Quicker and easier to use than a skillet, this 900-watt electric appliance simplifies the cooking of crepes and blintzes, making it foolproof. The 7-1/2-inch-diameter cooking surface is coated with nonstick material and is slightly convex. Dipping it into crepe batter coats it uniformly. Inverting the appliance and setting it on a counter (or dining table, for festive occasions) allows the crepe to cook, while the rubber feet protect the counter. The user then simply peels off the crepe. An automatic thermostat heats the cooking surface to the proper temperature, and a light signals when it's time to cook. The crepe maker, which features a stay-cool plastic handle, is accompanied by a plastic dishwasher-safe dipping plate to hold the batter. The crepe maker's instruction booklet contains recipes for various crepes and for blintzes. --Fred Brack

Customer reviews for 'VillaWare V5225 Crepe Maker'

Easy and quality!

I've had my Villaware crepe maker for five years now and it's still going strong! Crepes are the undiscovered food for Americans--you can make breakfast crepes, dessert crepes, savory dinner crepes, you name it. They're so versatile, cheap and easy to make! They also do wonders at stretching leftovers (one measly cooked chicken breast can now serve two as part of a crepe dish), and turn some jelly or a piece of fruit into a satisfying breakfast or dessert.

The crepe maker comes with a plastic pan in which you pour the batter. You dip the crepe iron in the batter, lift out (slowly), and invert it so that it's back on its little feet. After a minute, just peel off your crepe and enjoy! Mine has been in regular use and is still going strong--though I'd recommend a wooden crepe paddle or some other non-scratchy-metal to help you remove your crepes from the iron.

One tip: when crepe recipes are thinking of portions, they think the pan way of making crepes--swirling in the bottom of a buttered non-stick pan (did I mention you don't have to butter or grease this?). That technique uses more batter for crepes than this iron--so if the recipe says six crepes, be prepared to get MORE.
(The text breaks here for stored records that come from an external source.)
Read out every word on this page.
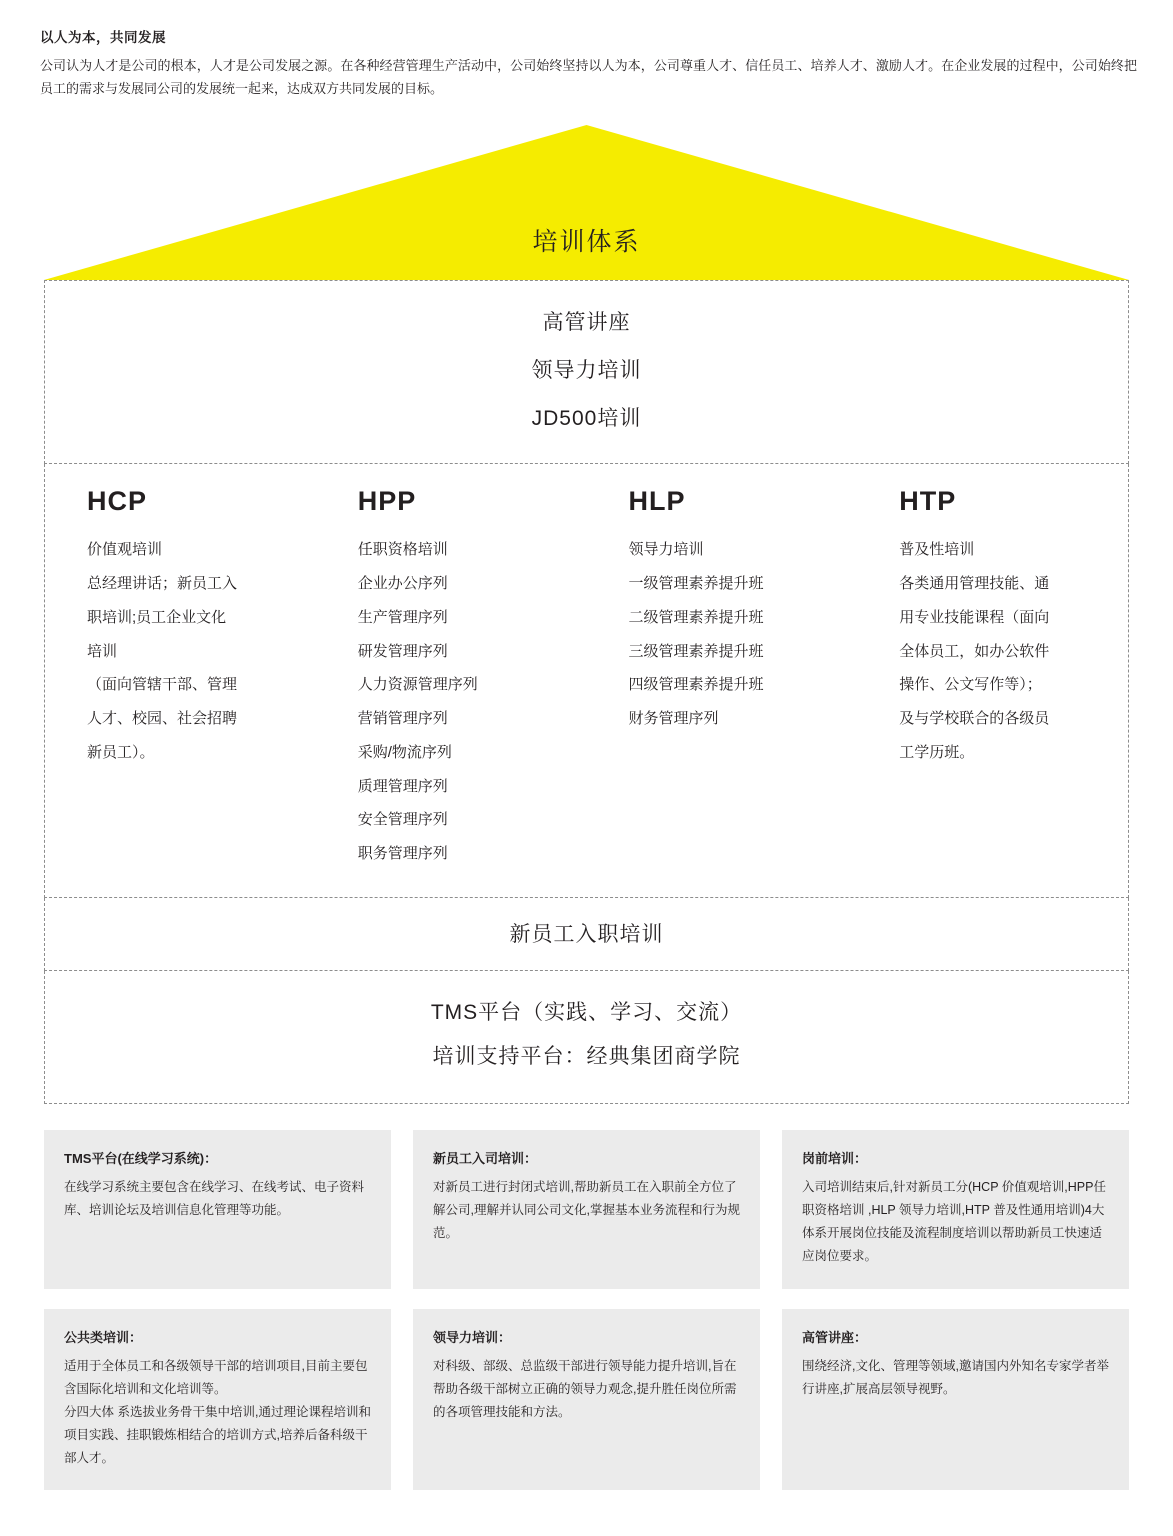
以人为本，共同发展
公司认为人才是公司的根本，人才是公司发展之源。在各种经营管理生产活动中，公司始终坚持以人为本，公司尊重人才、信任员工、培养人才、激励人才。在企业发展的过程中，公司始终把员工的需求与发展同公司的发展统一起来，达成双方共同发展的目标。
培训体系
高管讲座
领导力培训
JD500培训
HCP
价值观培训
总经理讲话；新员工入
职培训;员工企业文化
培训
（面向管辖干部、管理
人才、校园、社会招聘
新员工）。
HPP
任职资格培训
企业办公序列
生产管理序列
研发管理序列
人力资源管理序列
营销管理序列
采购/物流序列
质理管理序列
安全管理序列
职务管理序列
HLP
领导力培训
一级管理素养提升班
二级管理素养提升班
三级管理素养提升班
四级管理素养提升班
财务管理序列
HTP
普及性培训
各类通用管理技能、通
用专业技能课程（面向
全体员工，如办公软件
操作、公文写作等）；
及与学校联合的各级员
工学历班。
新员工入职培训
TMS平台（实践、学习、交流）
培训支持平台：经典集团商学院
TMS平台(在线学习系统)：
在线学习系统主要包含在线学习、在线考试、电子资料库、培训论坛及培训信息化管理等功能。
新员工入司培训：
对新员工进行封闭式培训,帮助新员工在入职前全方位了解公司,理解并认同公司文化,掌握基本业务流程和行为规范。
岗前培训：
入司培训结束后,针对新员工分(HCP 价值观培训,HPP任职资格培训 ,HLP 领导力培训,HTP 普及性通用培训)4大体系开展岗位技能及流程制度培训以帮助新员工快速适应岗位要求。
公共类培训：

适用于全体员工和各级领导干部的培训项目,目前主要包含国际化培训和文化培训等。

分四大体 系选拔业务骨干集中培训,通过理论课程培训和项目实践、挂职锻炼相结合的培训方式,培养后备科级干部人才。

领导力培训：
对科级、部级、总监级干部进行领导能力提升培训,旨在帮助各级干部树立正确的领导力观念,提升胜任岗位所需的各项管理技能和方法。
高管讲座：
围绕经济,文化、管理等领域,邀请国内外知名专家学者举行讲座,扩展高层领导视野。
If you're looking for a great gift, get this crepe iron (no one else will think of it!) and a package or two of crepe mix. If you really want to be spiffy, throw in some jams or jellies for filling starters.

[Thursday, June 12, 2008]


Villa Ware Crepe Maker V5225

What a great little machine! I wish I could find a bigger one. As a French teacher, this is great for class - no mess and quick! We made crêpes and sold them for our French club. Problem was that we had it working and on for 4-5 hours straight (probably not recommended) and some of the Teflon started to come/melt off. Every time I use it now, it loses it's coating. We'll probably buy another one and rotate them giving them time to cool.

[Wednesday, May 28, 2008]


A

A big hit! My daughter who would never eat anything is gorging herself on crepes every morning. I really like the dipping pan which is a fabulously molded form-fit. Someone's review had mentioned that the non-stick surface comes off - yes, unfortunately it does. It just rubbed off when I rubbed it with butter. I think that the trick here is to never let it go too long without a crepe cooking - I think that it overheats when left alone and I think that this is the cause of the surface rubbing off. It helps to put wax paper between stacked crepes or they'll stick. At the end of the batter when it is impossible to make a dipped crepe, I pour a little circle of batter around the edge of the maker and then pour more to fill it in - it makes a thicker pancake. A shaker for icing sugar is handy to dust the crepes. I altered the recipe for ease - 2-3 eggs, 1 cup flour, 1 cup milk, 1/8th+ teaspoon salt.